Calloni: uma surpresa agradável
 

Carlos Peixoto

Pedro Bial tinha na Globo News um programa sobre literatura. Era o Espaço Aberto, mas me disseram que não é mais apresentado por Bial nem dedicado à literatura... Bom! Foi justamente em um desses programas que ouvi, pela primeira vez, falar da literatura de Antonio Calloni. Até então, só o conhecia como ator. Bial estava naquele estilo natural dele, ou seja, se desmanchando em elogios, o suficiente para me deixar desconfiado em relação às qualidades literárias do entrevistado. Preconceito meu, porque, dias depois e por acaso, tive a oportunidade de ler o tal livro: Os Infantes de Dezembro (113 páginas. R$ 25,00. Bertrand Brasil).

Calloni se mostra um poeta da melhor tradição. Na contra-capa o aval de Manoel de Barros, em forma de carta enviada ao autor em setembro/97, não deixa dúvidas e atenta para as diferenças entre Calloni e os muitos poetas novos que versejam por aí. Diz o poeta matogrossense, em certo trecho: “(...) sua mágica vem mais de descobrir a poesia do cotidiano do que de fazer mágica em metáforas e outros tropos. Sua linguagem é muito sua, não emprestou de ninguém”. Manoel de Barros cita os três ou quatro poemas dos quais mais gostou. Eu gostei imensamente de Tempo-seráe O entorta garfos. Do primeiro, sublinhei no meu exemplar os seguintes versos: “Da palavra sei apenas seu desenho. Sou portador de ignorância, e/sua demência não é fruto de fabricação poética, é conclusão./ É fruto dos 4 cálculos./Sou ignorante primevo e animais pintados em cavernas me ensinam.” O segundo poema nos fala das verdades e valores inerentes e naturais nas coisas e em nós mesmos. Gosto quando Calloni nos desafia: “Se eu fosse realmente honesto, andaria com o meu canivete suíço/pendurado no pescoço, e teria no rosto o orgulho dos antigos reis./ Andaria com o sexo da minha mulher pendurado no pescoço,/e teria no rosto o amor dos antigos reis./ Só a inocência assimila a surpresa./ A vivência a prevê./ A ironia a acovarda e a mulher dá à luz.”

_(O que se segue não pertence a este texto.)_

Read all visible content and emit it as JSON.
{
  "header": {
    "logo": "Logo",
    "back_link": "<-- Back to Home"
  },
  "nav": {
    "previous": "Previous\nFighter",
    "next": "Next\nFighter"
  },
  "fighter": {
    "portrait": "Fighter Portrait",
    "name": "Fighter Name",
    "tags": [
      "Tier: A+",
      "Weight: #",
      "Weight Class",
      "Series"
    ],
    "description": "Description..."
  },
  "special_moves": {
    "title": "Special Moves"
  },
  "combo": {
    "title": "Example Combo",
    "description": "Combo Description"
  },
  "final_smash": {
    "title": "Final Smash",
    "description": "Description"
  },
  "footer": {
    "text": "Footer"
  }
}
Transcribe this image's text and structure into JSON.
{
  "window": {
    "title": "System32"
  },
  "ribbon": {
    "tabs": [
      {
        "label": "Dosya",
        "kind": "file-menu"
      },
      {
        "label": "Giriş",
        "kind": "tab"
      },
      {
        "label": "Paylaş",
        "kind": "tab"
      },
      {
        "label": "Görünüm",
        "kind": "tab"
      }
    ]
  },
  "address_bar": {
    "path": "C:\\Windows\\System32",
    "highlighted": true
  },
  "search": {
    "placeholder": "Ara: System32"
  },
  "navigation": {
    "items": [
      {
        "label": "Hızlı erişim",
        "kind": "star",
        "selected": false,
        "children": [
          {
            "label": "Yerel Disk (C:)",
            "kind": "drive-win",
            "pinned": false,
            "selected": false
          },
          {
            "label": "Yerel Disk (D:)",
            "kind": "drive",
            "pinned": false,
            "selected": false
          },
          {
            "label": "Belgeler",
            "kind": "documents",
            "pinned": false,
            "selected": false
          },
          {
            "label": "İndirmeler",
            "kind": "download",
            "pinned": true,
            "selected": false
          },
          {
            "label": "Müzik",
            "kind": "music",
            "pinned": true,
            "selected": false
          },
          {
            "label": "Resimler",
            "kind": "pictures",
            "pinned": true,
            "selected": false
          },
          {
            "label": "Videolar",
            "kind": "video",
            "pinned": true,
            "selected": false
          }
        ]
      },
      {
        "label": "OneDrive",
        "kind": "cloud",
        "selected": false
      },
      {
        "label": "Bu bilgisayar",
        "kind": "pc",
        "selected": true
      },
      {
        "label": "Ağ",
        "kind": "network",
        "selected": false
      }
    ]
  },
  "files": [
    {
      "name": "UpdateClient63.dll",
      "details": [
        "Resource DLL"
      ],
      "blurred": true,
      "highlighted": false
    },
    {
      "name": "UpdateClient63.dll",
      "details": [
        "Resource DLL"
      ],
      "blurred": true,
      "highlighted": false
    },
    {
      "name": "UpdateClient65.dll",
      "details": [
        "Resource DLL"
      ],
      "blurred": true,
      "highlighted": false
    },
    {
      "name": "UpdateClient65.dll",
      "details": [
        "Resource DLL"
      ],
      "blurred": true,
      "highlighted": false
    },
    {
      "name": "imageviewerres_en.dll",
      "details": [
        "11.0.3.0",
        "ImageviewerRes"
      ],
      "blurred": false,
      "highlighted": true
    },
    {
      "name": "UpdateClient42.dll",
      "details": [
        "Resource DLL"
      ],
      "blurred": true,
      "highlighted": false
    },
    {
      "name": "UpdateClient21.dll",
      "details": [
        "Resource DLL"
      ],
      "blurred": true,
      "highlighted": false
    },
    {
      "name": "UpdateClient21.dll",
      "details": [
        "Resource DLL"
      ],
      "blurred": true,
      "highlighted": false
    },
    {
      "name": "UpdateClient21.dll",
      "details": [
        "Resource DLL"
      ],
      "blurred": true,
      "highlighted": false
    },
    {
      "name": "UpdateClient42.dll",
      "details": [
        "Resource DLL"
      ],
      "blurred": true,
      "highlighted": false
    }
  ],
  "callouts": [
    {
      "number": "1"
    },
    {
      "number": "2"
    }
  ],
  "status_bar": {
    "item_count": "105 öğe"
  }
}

O livro de poesias de Calloni é de 99. Já no ano seguinte, ele ganhou o Prêmio Jorge de Lima de Revelação em Poesia (ACL/UBE), ao mesmo tempo que lançava uma coletânea de contos. Em 2002, publicou um pequeno romance e, agora, nos chega O Sorriso de Serapião e outras gargalhadas (112 páginas. R$ 25,00. Bertrand Brasil). Trata-se de um volume de contos, mas como já notara Manoel de Barros a respeito da poesia de Calloni, a prosa em que essas histórias são narradas tem linguagem própria. A matériaprima sai de fatos e personagens que parecem miseráveis e medíocres, mas não destituídos de lirismo. Calloni não deixa a ironia acovardar a descoberta das surpresas e, mantendo intacta a inocência, revela o fantástico que há por trás do cotidiano. Nada surreal nem próximo do “realismo fantástico” que nos acostumamos a ler em Gabriel Garcia Marques ou J.J. Veiga.

A fantasia em Calloni é, inquietantemente, mais real e plausível do que gostariam de admitir os adeptos da pós-modernidade e de uma cultura brasileira globalizada. O premiado João Gilberto Noll (O quieto animal da esquina. 94 páginas. R$ 23,00. Ed. Francis) considera o texto de Calloni exemplo da arte naïf. Isso porque, se os personagens e o Brasil que o autor nos apresenta parecem ser aqueles da “infância história do país”, relacionados ao meio rural, as questões colocadas diante de nós são bem gerais, estão logo ali, em qualquer esquina de qualquer grande cidade. Trata-se, como afirma Gilberto Noll, de “uma certa dormência no ato de viver, uma flutuação sem destino aparente, vivida por criaturas à beira de um idílico estado demencial”. Mais brasileiro do que isso, impossível!